Transcurriendo el tiempo, otras obras marcaron la escena, como Un drama escandinavo, de Vika Fleitas y Alejandro Bello, con una interesante aplicación no convencional de los sótanos de la sala Verdi; La función por hacer, puesta por Alberto Zimberg, con un muy buen elenco y la actuación descollante de Álvaro Lamas, o la bellísima y estilizada Clausura del amor, de Pascal Rambert, puesta por Marcel Sawchik.
Mención aparte merece la innovadora y excelente reescritura de El enemigo del pueblo, de Henrik Ibsen, que realizó Marianella Morena, con un aggiornamento al incluir el tema de la planta de celulosa de UPM, y nada menos que con el elenco oficial. Nada sale mal con esta obra, de las mejores de Morena y con actores que se lucen en escena. Si bien todo el mundo comenta el trabajo de Emilia Asteggiante (revelación, sin duda), nosotros queremos destacar el duelo representativo y letal a tres bandas entre Natalia Chiarelli, Luis Martínez y Leandro Ibero Núñez.
Ya cerrando el año (esto es una reseña personal y arbitraria como todas), llega la temporada de premios, entre ellos los clásicos Florencio, que este año parecen haberse convencido de que tal vez no estaba bien ignorar a Sergio Blanco (cosa que hacen sistemáticamente desde 2011, mientras el mundo entero lo premia, con cinco nominaciones en distintos países sólo en noviembre) y seguramente reparen, tarde y mal, la injusticia o miopía, vaya uno a saber.
Se suman los premios EDE, mucho más modestos.

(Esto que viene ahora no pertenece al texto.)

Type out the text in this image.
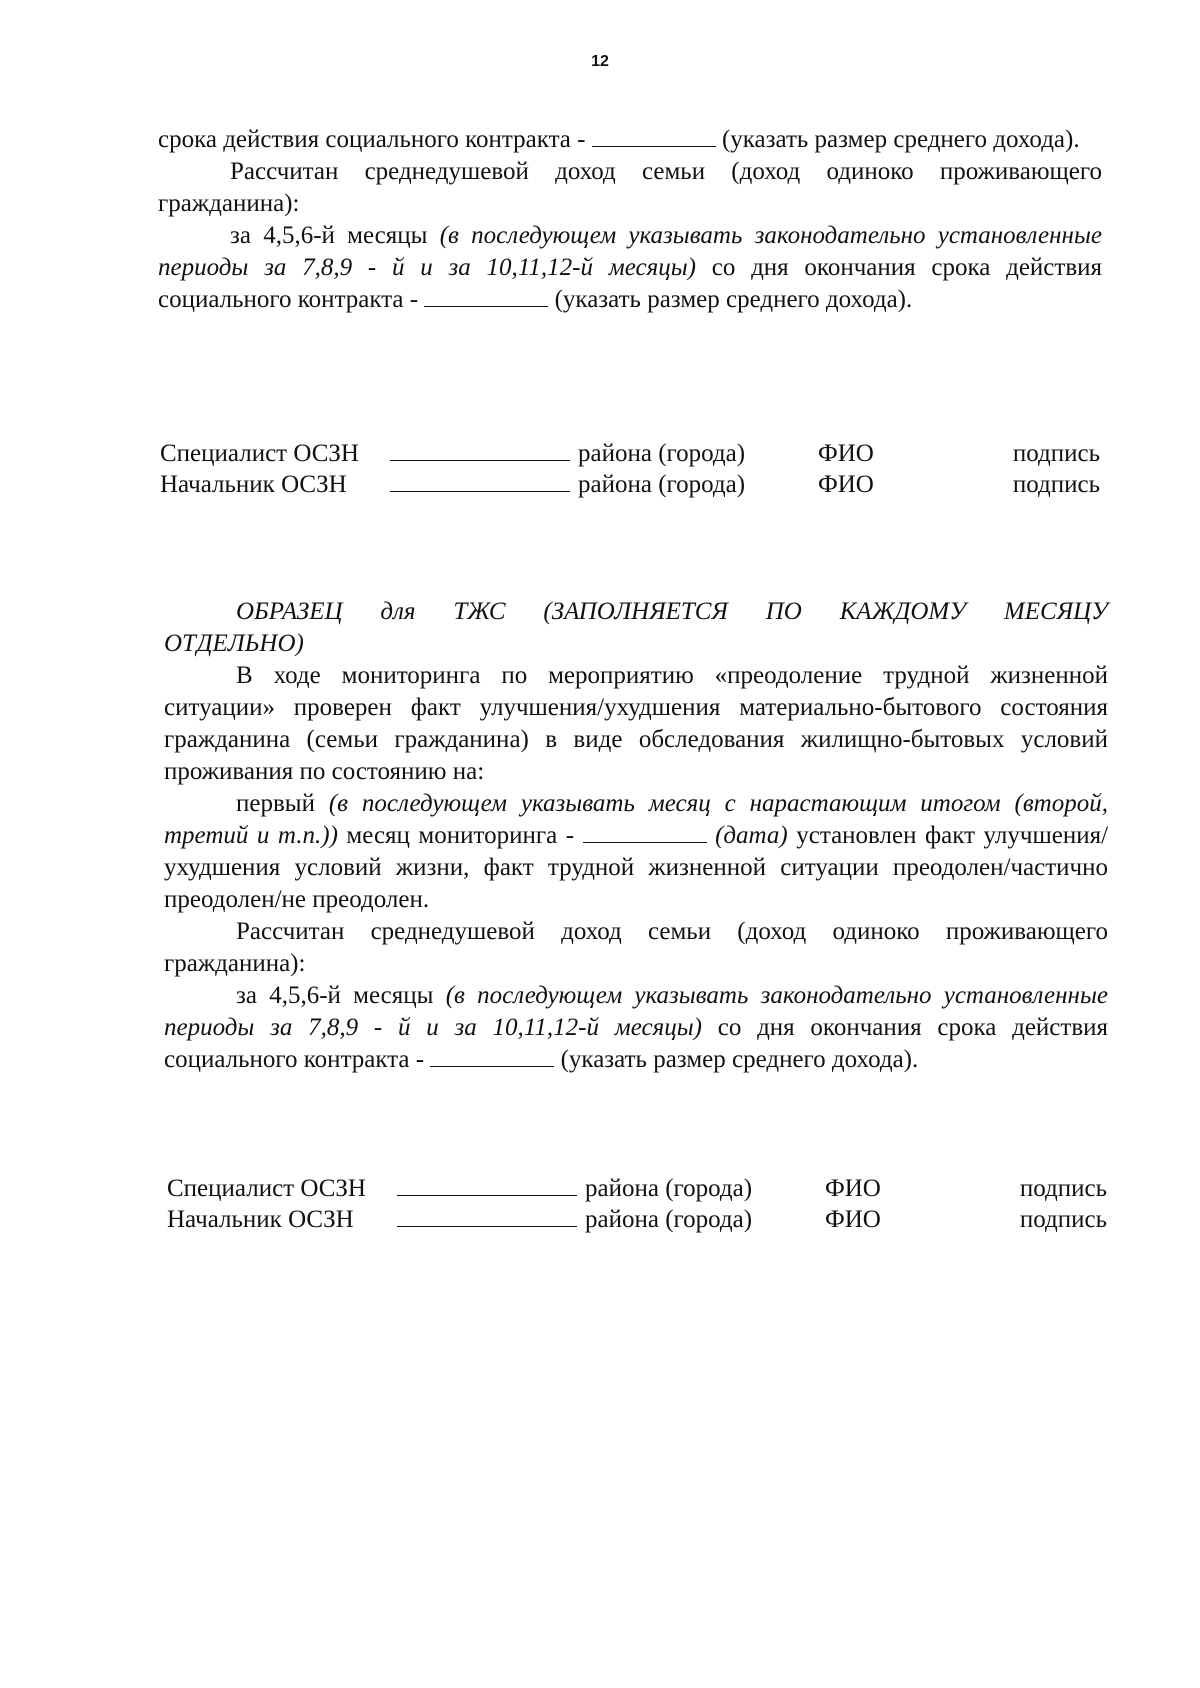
12

срока действия социального контракта -	(указать размер среднего дохода).

Рассчитан среднедушевой доход семьи (доход одиноко проживающего гражданина):

за 4,5,6-й месяцы (в последующем указывать законодательно установленные периоды за 7,8,9 - й и за 10,11,12-й месяцы) со дня окончания срока действия социального контракта -	(указать размер среднего дохода).

Специалист ОСЗН		района (города)	ФИО	подпись
Начальник ОСЗН		района (города)	ФИО	подпись

ОБРАЗЕЦ для ТЖС (ЗАПОЛНЯЕТСЯ ПО КАЖДОМУ МЕСЯЦУ

ОТДЕЛЬНО)

В ходе мониторинга по мероприятию «преодоление трудной жизненной ситуации» проверен факт улучшения/ухудшения материально-бытового состояния гражданина (семьи гражданина) в виде обследования жилищно-бытовых условий проживания по состоянию на:

первый (в последующем указывать месяц с нарастающим итогом (второй, третий и т.п.)) месяц мониторинга -	(дата) установлен факт улучшения/ухудшения условий жизни, факт трудной жизненной ситуации преодолен/частично преодолен/не преодолен.

Рассчитан среднедушевой доход семьи (доход одиноко проживающего гражданина):

за 4,5,6-й месяцы (в последующем указывать законодательно установленные периоды за 7,8,9 - й и за 10,11,12-й месяцы) со дня окончания срока действия социального контракта -	(указать размер среднего дохода).

Специалист ОСЗН		района (города)	ФИО	подпись
Начальник ОСЗН		района (города)	ФИО	подпись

Entregados por los participantes de la escuela y no por un jurado (además de informales), protagonizaron, junto con los Florencio, el triste destino de ser víctimas de acusaciones absurdas de teatristas enojados por no haber sido mencionados. Pequeñas mezquindades humanas. Quienes ganan se alegran y quienes pierden se enojan, pero acusar de deshonestidad a ambas instituciones es mucho, especialmente cuando los teatristas indignados, en oportunidades pasadas, habiendo ganado (Florencio en este caso), lo exhibieron y pasearon por las redes. No está bueno futbolizar la cultura, y el teatro es cultura. Seguramente el año que viene tendrá sus puestas, sus premios y sus sinsabores, pero estamos todos en el mismo barco, no tiene sentido agujerearlo.
Vivamos la fiesta, que el teatro uruguayo vive y lucha.